Rock-hard feces and oddly bitten bones are helping to flesh out one of the biggest crocs of prehistory, researchers say.
As long as a stretch limo, Deinosuchus—"terrible crocodile"—likely prowled shallow waters and hunted dinosaurs its own size, the evidence suggests.
Last week paleontologists announced their conclusions after analyzing pieces of 79-million-year-old fossilized dung, or coprolites, that appear to be the first known droppings from Deinosuchus. The discoveries offer the newest insights into the lives of the giant crocs, which roamed much of what is now the United States and northern Mexico.
Sand and shell fragments in the droppings, found within the last few years near a Georgia stream, suggest the croc preferred estuaries, where, at least in the Georgia—home to a great concentration of Deinosuchus remains—it probably dined mostly on sea turtles, researchers say.
Despite the Georgia Deinosuchus's relatively docile prey, "we're pretty sure it was the apex predator in this region," said Samantha Harrell, an undergraduate at Columbus State University in Georgia, who presented her research March 17 at a Geological Society of America meeting in Baltimore.
The team also found a fossilized shark tooth embedded in the outside of a coprolite. But because the tooth bears no signs of having been digested, the team suspects a shark left the tooth behind when scavenging on Deinosuchus droppings. (Related: "Fossil Feces Is Earliest Evidence of North American Humans.")
What the researchers didn't find in the feces are bone or other bits of undigested animals.

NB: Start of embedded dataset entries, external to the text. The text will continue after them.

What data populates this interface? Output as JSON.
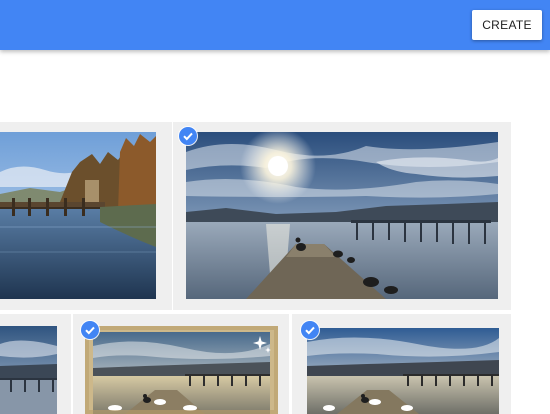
{
  "toolbar": {
    "create_label": "CREATE"
  },
  "photos": [
    {
      "name": "lake-trees-photo",
      "selected": false
    },
    {
      "name": "sunlit-jetty-photo",
      "selected": true
    },
    {
      "name": "lake-partial-photo",
      "selected": true
    },
    {
      "name": "swans-jetty-framed-photo",
      "selected": true,
      "badge": "sparkle-icon"
    },
    {
      "name": "swans-jetty-photo",
      "selected": true
    }
  ],
  "colors": {
    "app_bar": "#4285f4",
    "check_badge": "#4285f4",
    "tile_background": "#efefef"
  }
}
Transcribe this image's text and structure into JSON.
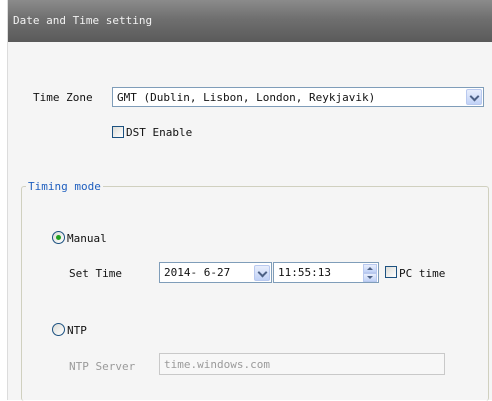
{
  "header": {
    "title": "Date and Time setting"
  },
  "time_zone": {
    "label": "Time Zone",
    "selected": "GMT (Dublin, Lisbon, London, Reykjavik)"
  },
  "dst": {
    "label": "DST Enable",
    "checked": false
  },
  "timing_mode": {
    "legend": "Timing mode",
    "manual": {
      "label": "Manual",
      "selected": true
    },
    "set_time": {
      "label": "Set Time",
      "date": "2014- 6-27",
      "time": "11:55:13",
      "pc_time_label": "PC time",
      "pc_time_checked": false
    },
    "ntp": {
      "label": "NTP",
      "selected": false
    },
    "ntp_server": {
      "label": "NTP Server",
      "value": "time.windows.com"
    }
  },
  "colors": {
    "header_bg": "#6f6f6f",
    "legend_text": "#1f5fbf",
    "radio_selected": "#21a121",
    "disabled_text": "#9a9a9a"
  }
}
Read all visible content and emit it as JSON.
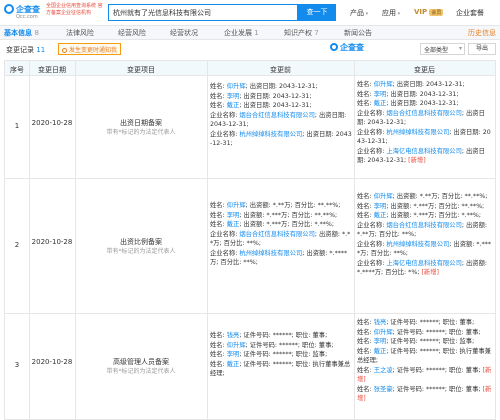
{
  "header": {
    "logo_text": "企查查",
    "logo_sub": "Qcc.com",
    "slogan": "全国企业信用查询系统 官方备案企业征信机构",
    "search_value": "杭州就有了光信息科技有限公司",
    "search_button": "查一下",
    "nav": [
      "产品",
      "应用",
      "VIP",
      "企业套餐"
    ],
    "vip_tag": "会员"
  },
  "tabs": {
    "items": [
      {
        "label": "基本信息",
        "count": "8"
      },
      {
        "label": "法律风险",
        "count": ""
      },
      {
        "label": "经营风险",
        "count": ""
      },
      {
        "label": "经营状况",
        "count": ""
      },
      {
        "label": "企业发展",
        "count": "1"
      },
      {
        "label": "知识产权",
        "count": "7"
      },
      {
        "label": "新闻公告",
        "count": ""
      }
    ],
    "history": "历史信息"
  },
  "section": {
    "title": "变更记录",
    "count": "11",
    "filter": "发生变更时通知我",
    "brand": "企查查",
    "select": "全部类型",
    "export": "导出"
  },
  "table": {
    "headers": [
      "序号",
      "变更日期",
      "变更项目",
      "变更前",
      "变更后"
    ],
    "rows": [
      {
        "seq": "1",
        "date": "2020-10-28",
        "item": "出资日期备案",
        "note": "带有*标记的为法定代表人",
        "before": [
          {
            "pre": "姓名: ",
            "link": "仰升辉",
            "post": "; 出资日期: 2043-12-31;"
          },
          {
            "pre": "姓名: ",
            "link": "李明",
            "post": "; 出资日期: 2043-12-31;"
          },
          {
            "pre": "姓名: ",
            "link": "戴正",
            "post": "; 出资日期: 2043-12-31;"
          },
          {
            "pre": "企业名称: ",
            "link": "烟台合红信息科技有限公司",
            "post": "; 出资日期: 2043-12-31;"
          },
          {
            "pre": "企业名称: ",
            "link": "杭州绰绰科技有限公司",
            "post": "; 出资日期: 2043-12-31;"
          }
        ],
        "after": [
          {
            "pre": "姓名: ",
            "link": "仰升辉",
            "post": "; 出资日期: 2043-12-31;"
          },
          {
            "pre": "姓名: ",
            "link": "李明",
            "post": "; 出资日期: 2043-12-31;"
          },
          {
            "pre": "姓名: ",
            "link": "戴正",
            "post": "; 出资日期: 2043-12-31;"
          },
          {
            "pre": "企业名称: ",
            "link": "烟台合红信息科技有限公司",
            "post": "; 出资日期: 2043-12-31;"
          },
          {
            "pre": "企业名称: ",
            "link": "杭州绰绰科技有限公司",
            "post": "; 出资日期: 2043-12-31;"
          },
          {
            "pre": "企业名称: ",
            "link": "上海亿电信息科技有限公司",
            "post": "; 出资日期: 2043-12-31; [新增]"
          }
        ]
      },
      {
        "seq": "2",
        "date": "2020-10-28",
        "item": "出资比例备案",
        "note": "带有*标记的为法定代表人",
        "before": [
          {
            "pre": "姓名: ",
            "link": "仰升辉",
            "post": "; 出资额: *.**万; 百分比: **.**%;"
          },
          {
            "pre": "姓名: ",
            "link": "李明",
            "post": "; 出资额: *.***万; 百分比: **.**%;"
          },
          {
            "pre": "姓名: ",
            "link": "戴正",
            "post": "; 出资额: *.***万; 百分比: *.**%;"
          },
          {
            "pre": "企业名称: ",
            "link": "烟台合红信息科技有限公司",
            "post": "; 出资额: *.**万; 百分比: **%;"
          },
          {
            "pre": "企业名称: ",
            "link": "杭州绰绰科技有限公司",
            "post": "; 出资额: *.****万; 百分比: **%;"
          }
        ],
        "after": [
          {
            "pre": "姓名: ",
            "link": "仰升辉",
            "post": "; 出资额: *.**万; 百分比: **.**%;"
          },
          {
            "pre": "姓名: ",
            "link": "李明",
            "post": "; 出资额: *.***万; 百分比: **.**%;"
          },
          {
            "pre": "姓名: ",
            "link": "戴正",
            "post": "; 出资额: *.***万; 百分比: *.**%;"
          },
          {
            "pre": "企业名称: ",
            "link": "烟台合红信息科技有限公司",
            "post": "; 出资额: *.**万; 百分比: **%;"
          },
          {
            "pre": "企业名称: ",
            "link": "杭州绰绰科技有限公司",
            "post": "; 出资额: *.****万; 百分比: **%;"
          },
          {
            "pre": "企业名称: ",
            "link": "上海亿电信息科技有限公司",
            "post": "; 出资额: *.****万; 百分比: *%; [新增]"
          }
        ]
      },
      {
        "seq": "3",
        "date": "2020-10-28",
        "item": "高级管理人员备案",
        "note": "带有*标记的为法定代表人",
        "before": [
          {
            "pre": "姓名: ",
            "link": "钱亮",
            "post": "; 证件号码: ******; 职位: 董事;"
          },
          {
            "pre": "姓名: ",
            "link": "仰升辉",
            "post": "; 证件号码: ******; 职位: 董事;"
          },
          {
            "pre": "姓名: ",
            "link": "李明",
            "post": "; 证件号码: ******; 职位: 监事;"
          },
          {
            "pre": "姓名: ",
            "link": "戴正",
            "post": "; 证件号码: ******; 职位: 执行董事兼总经理;"
          }
        ],
        "after": [
          {
            "pre": "姓名: ",
            "link": "钱亮",
            "post": "; 证件号码: ******; 职位: 董事;"
          },
          {
            "pre": "姓名: ",
            "link": "仰升辉",
            "post": "; 证件号码: ******; 职位: 董事;"
          },
          {
            "pre": "姓名: ",
            "link": "李明",
            "post": "; 证件号码: ******; 职位: 监事;"
          },
          {
            "pre": "姓名: ",
            "link": "戴正",
            "post": "; 证件号码: ******; 职位: 执行董事兼总经理;"
          },
          {
            "pre": "姓名: ",
            "link": "王之凌",
            "post": "; 证件号码: ******; 职位: 董事; [新增]"
          },
          {
            "pre": "姓名: ",
            "link": "张圣豪",
            "post": "; 证件号码: ******; 职位: 董事; [新增]"
          }
        ]
      }
    ]
  },
  "colors": {
    "accent": "#128bed",
    "new_tag": "#e74c3c",
    "header_bg": "#f2f9fc"
  }
}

"That's actually good," Harrell said, "because both modern and ancient crocs have digestive juices that eat up bone, horns, teeth, and just about everything else"—so the "empty" dung supports the idea that the feces are from a croc.
Crocs vs. Dinosaurs
Outside Georgia, Deinosuchus apparently took on slightly more challenging prey, according to older bite-mark evidence, which Columbus State paleontologist David R. Schwimmer presented alongside Harrell at the meeting.
Deinosuchus tooth impressions in the bones of their prey tell the tale of titanic battles in which the 29-foot-long (9-meter-long) crocs took down dinosaurs their own size—including the T. rex relatives Appalachiosaurus montgomeriensis and Albertosaurus (see picture above).
"One of the marks shows signs that the bone was healed, which means that the animal survived the bite," Schwimmer said.
"That proves that at least this one specimen was obviously [indicative of] predation and not scavenging."
Schwimmer first noticed strange, dimpled, egg-shaped indentations in Georgia sea turtle fossils. Later he saw similar marks in dinosaur bones in Big Bend National Park in Texas and in the New Jersey State Museum.
"I realized these bites were from something with really powerful jaws and lots of teeth," he said. "And it was pretty obvious that this big, blunt-toothed croc was the source.
"There was nothing else I've found that could create blunt bite marks like these."
Tooth marks, though, can show us only part of the picture, said Stephanie Drumheller, an expert on ancient crocodile bites.
"Modern crocodilians"—crocodiles, alligators, and related extinct forms—"are more than capable of swallowing smaller prey whole and disarticulating larger animals into bite-sized pieces," leaving little evidence behind, said Drumheller, a Ph.D. candidate in geoscience at the University of Iowa.
"We can infer that a giant like Deinosuchus would be capable of even more destructive feeding behaviors."
The bite-mark evidence that does exist, though, raises a question: Why would a croc capable of taking down big, meaty dinosaurs waste its energy on turtles? In a word: location.
Modern crocs, which hunt a wide range of prey, eat whatever's available in their areas. The same factor may have determined whether <i>Deinosuchus</i> individuals feasted largely on turtles or dinosaurs or other prey, Drumheller said.
Giant Crocs Not Built to Last?
North America-born Deinosuchus also underscores that giant crocs arose at different places and times, said University of Chicago paleontologist Paul Sereno, who discovered 110-million-year-old Sarcosuchus imperator—aka SuperCroc—in Niger.
"In Deinosuchus, and independently in SuperCroc, we have two lineages, one older than the other, that [prove] crocodile bodies grew to a gargantuan size—to dinosaur size," said Sereno, a National Geographic Society explorer-in-residence.
Deinosuchus, which lived just before the close of the Cretaceous period, is more closely related to modern croc lineages than SuperCroc—yet still faded to extinction.
What happened to these prehistoric leviathans?
A fully grown giant male croc likely would have had to commandeer miles of river territory to regularly find enough prey sustain itself, Sereno explained. So space constraints likely kept population numbers low—making the giant crocs vulnerable to extinction in tough times.
"It appears that every once in a while the right conditions arise for giant crocs," Sereno said. "But they usually don't last."